Monday, April 02, 2007

Saying No to Michigan: I have lived all but a couple of the distressingly numerous years of my life in Michigan. I was born in Detroit, grew up in Southfield, and have spent pretty much my entire adult life in the greater Ann Arbor area. Needless to say, I like it here. I like Michigan a lot. And it gets better each year as global warming turns the winters into minor inconveniences.

If you look beyond decaying Detroit and its utterly indistinct suburbs (and ignore the lesser lost cause of Flint), Michigan is a real gem. The west, central and northern areas of the State are loaded with lakes and forests and ski slopes and golf courses and perfect little towns with main streets that just beg to be walked down to the ice cream parlor at dusk on a warm summer evening. Really, there are probably a thousand reasons that your family summer vacation would be better spent in Michigan than Orlando.

Now it's beginning to look like tourism may soon be the only industry of consequence in the future. By any realistic measure, Michigan is falling apart economically. Unemployment is consistently well above the national average -- close to double at times. We are at the bottom in revenue growth -- effective mired in near recession while the rest of the country practically booms. Population is dropping -- figure we lose about 40,000 people a year. Businesses are flying out of the state at an alarming rate -- longtime residents and big employers Comerica and Pfizer recently decamped.

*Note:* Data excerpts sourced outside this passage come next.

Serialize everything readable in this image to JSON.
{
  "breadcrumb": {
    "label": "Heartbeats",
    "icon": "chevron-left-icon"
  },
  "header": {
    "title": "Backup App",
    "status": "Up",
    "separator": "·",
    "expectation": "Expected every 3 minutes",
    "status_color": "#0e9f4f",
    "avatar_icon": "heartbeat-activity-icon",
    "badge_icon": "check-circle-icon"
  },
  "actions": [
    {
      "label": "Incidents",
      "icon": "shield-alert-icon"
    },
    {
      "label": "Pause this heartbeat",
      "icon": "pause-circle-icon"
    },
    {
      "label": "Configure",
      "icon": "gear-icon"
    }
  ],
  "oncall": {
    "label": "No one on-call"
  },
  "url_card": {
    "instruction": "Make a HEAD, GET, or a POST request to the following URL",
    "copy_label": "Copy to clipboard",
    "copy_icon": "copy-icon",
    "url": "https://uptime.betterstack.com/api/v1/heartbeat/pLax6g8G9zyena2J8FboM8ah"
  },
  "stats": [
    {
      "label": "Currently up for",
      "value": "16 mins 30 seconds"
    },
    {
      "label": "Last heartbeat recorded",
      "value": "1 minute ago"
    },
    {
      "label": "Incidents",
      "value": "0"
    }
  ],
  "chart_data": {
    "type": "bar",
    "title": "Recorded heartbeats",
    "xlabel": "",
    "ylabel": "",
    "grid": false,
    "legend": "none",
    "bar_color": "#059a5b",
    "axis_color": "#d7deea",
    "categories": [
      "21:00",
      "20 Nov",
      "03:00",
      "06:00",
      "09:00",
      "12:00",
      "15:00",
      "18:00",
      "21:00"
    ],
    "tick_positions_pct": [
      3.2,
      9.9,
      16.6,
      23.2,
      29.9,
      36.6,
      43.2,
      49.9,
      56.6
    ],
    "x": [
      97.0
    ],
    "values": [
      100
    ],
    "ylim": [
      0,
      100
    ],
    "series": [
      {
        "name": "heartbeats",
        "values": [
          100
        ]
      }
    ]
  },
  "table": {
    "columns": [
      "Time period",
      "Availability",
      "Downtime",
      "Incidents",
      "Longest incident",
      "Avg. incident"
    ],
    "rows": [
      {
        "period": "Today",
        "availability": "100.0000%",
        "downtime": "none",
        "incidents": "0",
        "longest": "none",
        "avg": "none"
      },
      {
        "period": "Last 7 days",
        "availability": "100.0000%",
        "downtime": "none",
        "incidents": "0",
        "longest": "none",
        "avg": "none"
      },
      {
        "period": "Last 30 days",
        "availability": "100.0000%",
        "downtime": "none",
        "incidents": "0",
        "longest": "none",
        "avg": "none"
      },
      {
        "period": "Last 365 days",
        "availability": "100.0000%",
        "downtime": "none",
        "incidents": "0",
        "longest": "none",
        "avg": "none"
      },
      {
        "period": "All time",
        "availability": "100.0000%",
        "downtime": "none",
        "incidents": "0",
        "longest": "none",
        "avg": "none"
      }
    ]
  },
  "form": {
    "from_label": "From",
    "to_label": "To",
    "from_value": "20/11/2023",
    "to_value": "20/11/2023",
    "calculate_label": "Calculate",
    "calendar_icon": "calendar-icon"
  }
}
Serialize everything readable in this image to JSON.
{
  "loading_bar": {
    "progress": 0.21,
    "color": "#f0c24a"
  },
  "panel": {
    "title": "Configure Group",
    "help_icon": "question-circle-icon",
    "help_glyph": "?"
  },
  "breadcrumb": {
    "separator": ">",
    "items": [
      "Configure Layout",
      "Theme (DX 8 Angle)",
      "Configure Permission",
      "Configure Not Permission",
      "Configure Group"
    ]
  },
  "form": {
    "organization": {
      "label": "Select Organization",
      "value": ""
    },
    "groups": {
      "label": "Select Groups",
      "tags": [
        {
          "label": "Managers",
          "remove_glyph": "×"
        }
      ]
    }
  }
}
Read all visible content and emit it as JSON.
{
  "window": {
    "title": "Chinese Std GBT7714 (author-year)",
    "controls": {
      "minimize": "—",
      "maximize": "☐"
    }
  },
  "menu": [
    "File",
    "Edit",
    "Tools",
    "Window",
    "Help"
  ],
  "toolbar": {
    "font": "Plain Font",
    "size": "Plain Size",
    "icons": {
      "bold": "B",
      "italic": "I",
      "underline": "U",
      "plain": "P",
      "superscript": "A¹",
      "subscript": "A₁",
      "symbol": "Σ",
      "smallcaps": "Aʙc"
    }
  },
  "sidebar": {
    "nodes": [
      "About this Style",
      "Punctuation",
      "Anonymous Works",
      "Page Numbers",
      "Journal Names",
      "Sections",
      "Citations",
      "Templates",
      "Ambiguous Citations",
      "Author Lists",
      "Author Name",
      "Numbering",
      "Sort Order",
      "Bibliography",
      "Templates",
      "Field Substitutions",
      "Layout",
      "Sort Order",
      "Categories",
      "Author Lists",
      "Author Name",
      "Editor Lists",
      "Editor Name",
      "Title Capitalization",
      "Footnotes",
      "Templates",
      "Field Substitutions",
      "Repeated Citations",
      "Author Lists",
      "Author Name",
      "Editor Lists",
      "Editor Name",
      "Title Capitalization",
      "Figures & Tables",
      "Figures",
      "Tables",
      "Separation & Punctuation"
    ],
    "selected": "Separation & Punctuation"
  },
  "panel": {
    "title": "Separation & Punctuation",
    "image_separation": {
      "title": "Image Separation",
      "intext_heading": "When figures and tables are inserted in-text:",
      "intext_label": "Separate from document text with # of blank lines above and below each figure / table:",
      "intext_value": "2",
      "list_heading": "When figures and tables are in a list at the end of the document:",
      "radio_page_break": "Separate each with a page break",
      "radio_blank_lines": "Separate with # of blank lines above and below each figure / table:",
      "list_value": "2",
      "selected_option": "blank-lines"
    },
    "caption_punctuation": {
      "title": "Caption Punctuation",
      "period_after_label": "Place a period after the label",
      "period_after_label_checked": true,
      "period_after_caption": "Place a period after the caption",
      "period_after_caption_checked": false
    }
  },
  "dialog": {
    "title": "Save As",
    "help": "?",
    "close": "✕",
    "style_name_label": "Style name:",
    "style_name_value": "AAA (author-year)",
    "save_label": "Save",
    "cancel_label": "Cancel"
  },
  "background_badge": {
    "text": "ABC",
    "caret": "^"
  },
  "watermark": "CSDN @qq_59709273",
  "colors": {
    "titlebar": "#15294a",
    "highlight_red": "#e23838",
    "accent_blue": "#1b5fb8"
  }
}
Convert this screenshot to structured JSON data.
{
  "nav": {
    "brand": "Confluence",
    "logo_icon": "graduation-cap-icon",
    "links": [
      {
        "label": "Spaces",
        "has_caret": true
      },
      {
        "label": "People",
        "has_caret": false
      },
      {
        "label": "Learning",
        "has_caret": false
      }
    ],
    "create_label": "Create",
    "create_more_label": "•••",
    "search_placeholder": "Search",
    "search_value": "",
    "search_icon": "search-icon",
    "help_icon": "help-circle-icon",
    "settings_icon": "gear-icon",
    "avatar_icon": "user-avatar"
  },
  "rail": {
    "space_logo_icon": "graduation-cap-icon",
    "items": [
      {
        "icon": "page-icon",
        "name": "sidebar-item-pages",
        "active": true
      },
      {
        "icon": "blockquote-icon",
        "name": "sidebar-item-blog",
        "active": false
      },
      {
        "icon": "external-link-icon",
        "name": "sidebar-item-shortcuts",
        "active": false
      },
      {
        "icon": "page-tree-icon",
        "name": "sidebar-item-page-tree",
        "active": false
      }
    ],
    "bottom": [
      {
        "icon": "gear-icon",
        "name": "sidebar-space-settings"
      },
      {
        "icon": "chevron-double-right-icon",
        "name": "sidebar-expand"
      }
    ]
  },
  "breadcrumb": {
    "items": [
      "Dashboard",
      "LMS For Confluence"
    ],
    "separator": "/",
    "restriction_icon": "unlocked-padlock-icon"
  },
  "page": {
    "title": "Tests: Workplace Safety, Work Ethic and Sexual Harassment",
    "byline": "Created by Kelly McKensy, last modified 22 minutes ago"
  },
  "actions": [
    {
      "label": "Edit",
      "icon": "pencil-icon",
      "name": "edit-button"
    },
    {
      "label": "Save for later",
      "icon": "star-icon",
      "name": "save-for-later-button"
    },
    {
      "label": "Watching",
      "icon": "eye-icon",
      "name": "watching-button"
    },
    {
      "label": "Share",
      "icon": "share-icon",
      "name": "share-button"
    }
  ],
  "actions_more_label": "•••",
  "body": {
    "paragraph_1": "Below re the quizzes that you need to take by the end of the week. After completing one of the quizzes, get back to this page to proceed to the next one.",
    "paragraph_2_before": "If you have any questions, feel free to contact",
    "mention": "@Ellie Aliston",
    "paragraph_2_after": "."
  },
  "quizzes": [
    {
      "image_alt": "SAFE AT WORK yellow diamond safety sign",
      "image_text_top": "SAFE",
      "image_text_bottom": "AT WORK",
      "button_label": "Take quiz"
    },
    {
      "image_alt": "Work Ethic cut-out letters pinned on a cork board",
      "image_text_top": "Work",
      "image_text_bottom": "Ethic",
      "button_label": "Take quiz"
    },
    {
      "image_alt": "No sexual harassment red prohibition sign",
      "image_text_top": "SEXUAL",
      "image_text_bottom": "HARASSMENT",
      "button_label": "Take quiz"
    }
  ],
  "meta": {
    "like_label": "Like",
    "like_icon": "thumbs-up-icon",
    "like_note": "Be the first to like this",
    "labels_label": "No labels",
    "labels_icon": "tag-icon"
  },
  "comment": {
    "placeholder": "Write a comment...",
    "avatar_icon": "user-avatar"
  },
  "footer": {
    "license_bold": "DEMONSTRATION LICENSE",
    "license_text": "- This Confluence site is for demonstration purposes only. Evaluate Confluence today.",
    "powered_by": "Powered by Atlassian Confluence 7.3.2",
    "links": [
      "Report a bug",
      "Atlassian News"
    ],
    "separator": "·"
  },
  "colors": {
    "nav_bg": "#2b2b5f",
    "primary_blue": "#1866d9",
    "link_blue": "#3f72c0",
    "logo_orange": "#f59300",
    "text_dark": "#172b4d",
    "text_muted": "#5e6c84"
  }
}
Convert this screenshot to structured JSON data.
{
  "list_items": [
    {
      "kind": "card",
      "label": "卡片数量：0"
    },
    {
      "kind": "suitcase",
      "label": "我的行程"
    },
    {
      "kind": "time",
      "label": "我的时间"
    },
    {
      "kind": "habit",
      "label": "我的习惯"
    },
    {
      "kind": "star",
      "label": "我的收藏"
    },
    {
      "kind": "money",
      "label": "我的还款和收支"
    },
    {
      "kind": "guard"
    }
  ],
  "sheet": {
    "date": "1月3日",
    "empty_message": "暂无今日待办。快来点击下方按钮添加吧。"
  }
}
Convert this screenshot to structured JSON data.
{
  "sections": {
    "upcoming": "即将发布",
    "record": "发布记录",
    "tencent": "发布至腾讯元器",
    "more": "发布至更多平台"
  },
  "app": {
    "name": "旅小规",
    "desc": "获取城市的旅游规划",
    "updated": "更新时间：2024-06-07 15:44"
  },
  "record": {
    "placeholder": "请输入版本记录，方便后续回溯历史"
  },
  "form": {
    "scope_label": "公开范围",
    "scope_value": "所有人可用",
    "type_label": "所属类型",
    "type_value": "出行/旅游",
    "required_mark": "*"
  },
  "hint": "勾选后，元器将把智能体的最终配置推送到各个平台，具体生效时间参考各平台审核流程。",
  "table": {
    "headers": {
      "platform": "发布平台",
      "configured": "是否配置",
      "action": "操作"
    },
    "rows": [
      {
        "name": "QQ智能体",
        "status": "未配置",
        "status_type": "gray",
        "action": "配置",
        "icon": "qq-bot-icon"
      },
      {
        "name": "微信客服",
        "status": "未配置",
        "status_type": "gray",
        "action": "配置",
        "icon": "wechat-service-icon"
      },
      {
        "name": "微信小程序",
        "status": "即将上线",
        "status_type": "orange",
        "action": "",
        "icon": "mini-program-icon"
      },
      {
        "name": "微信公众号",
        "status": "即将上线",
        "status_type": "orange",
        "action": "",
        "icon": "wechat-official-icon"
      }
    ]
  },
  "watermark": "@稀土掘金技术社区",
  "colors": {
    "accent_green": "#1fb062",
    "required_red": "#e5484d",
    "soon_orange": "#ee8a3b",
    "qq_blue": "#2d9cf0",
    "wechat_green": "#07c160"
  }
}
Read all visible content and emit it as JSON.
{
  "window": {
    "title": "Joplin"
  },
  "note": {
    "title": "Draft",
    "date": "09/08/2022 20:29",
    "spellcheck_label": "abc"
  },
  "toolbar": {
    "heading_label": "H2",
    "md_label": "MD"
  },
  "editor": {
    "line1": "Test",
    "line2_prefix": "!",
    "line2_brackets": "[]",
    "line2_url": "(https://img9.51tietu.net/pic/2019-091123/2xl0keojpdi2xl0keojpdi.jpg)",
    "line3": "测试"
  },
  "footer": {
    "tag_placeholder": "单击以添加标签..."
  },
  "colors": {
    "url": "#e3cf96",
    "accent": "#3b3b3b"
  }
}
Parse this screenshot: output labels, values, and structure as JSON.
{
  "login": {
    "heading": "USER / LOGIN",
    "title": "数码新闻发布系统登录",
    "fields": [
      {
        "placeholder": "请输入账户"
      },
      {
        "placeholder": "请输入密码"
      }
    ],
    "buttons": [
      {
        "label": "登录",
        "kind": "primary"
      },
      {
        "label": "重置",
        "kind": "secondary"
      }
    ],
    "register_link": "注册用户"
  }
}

All this fiscal pathos most glaringly reflects in the housing market: you're lucky if your investment in your house has merely remained stagnant over the past few years. I have friends who have sat on two mortgages because they got caught with a new house before closing on the old one. At first they didn't worry, figuring they might have to cover both payments only for a month or two. Now it's more than a year later and they are worried and they are not at all confident in breaking even after the extended time doubled up on mortgage interest.

Probably the most depressing development is that the current government in Lansing is talking about having to raise taxes to cover budget shortfalls. That is the first step toward utter destruction. Practically every economy that goes in the toilet has started down this path: Commerce is horrible, tax revenues drop, budget shortfalls require tax increases, tax increases scare even more businesses away, population drops, so tax revenue doesn't come despite the increased rates, there are more budget shortfalls, so taxes are increased... It's easy to see Michigan marching steadily down this path. I don't know where it all ends. A crisis of some sort perhaps, like New York City in the '70s (can we hire Rudy Guiliani?), or just an agonizing endless degradation, like Detroit.

But bad times are also opportunities. Real estate is cheap. Cost of living probably won't rise too much, if at all. Getting restaurant reservations is easy. Of course, all that is only good if it is eventually going to turn around and I'm really not confident that it will any time soon. As much as I have ragged on New Orleans of late for mismanaging its future, I can't say things are run any better up here. Like I said with respect to New Orleans, voters always get what they ask for, whether they want it or not. We have no one to blame but ourselves. I just hope we are smart enough not to let the raises-taxes/budget-shortfall spiral get started, or I may end up having to live out the remainder of my hopefully numerous years somewhere else.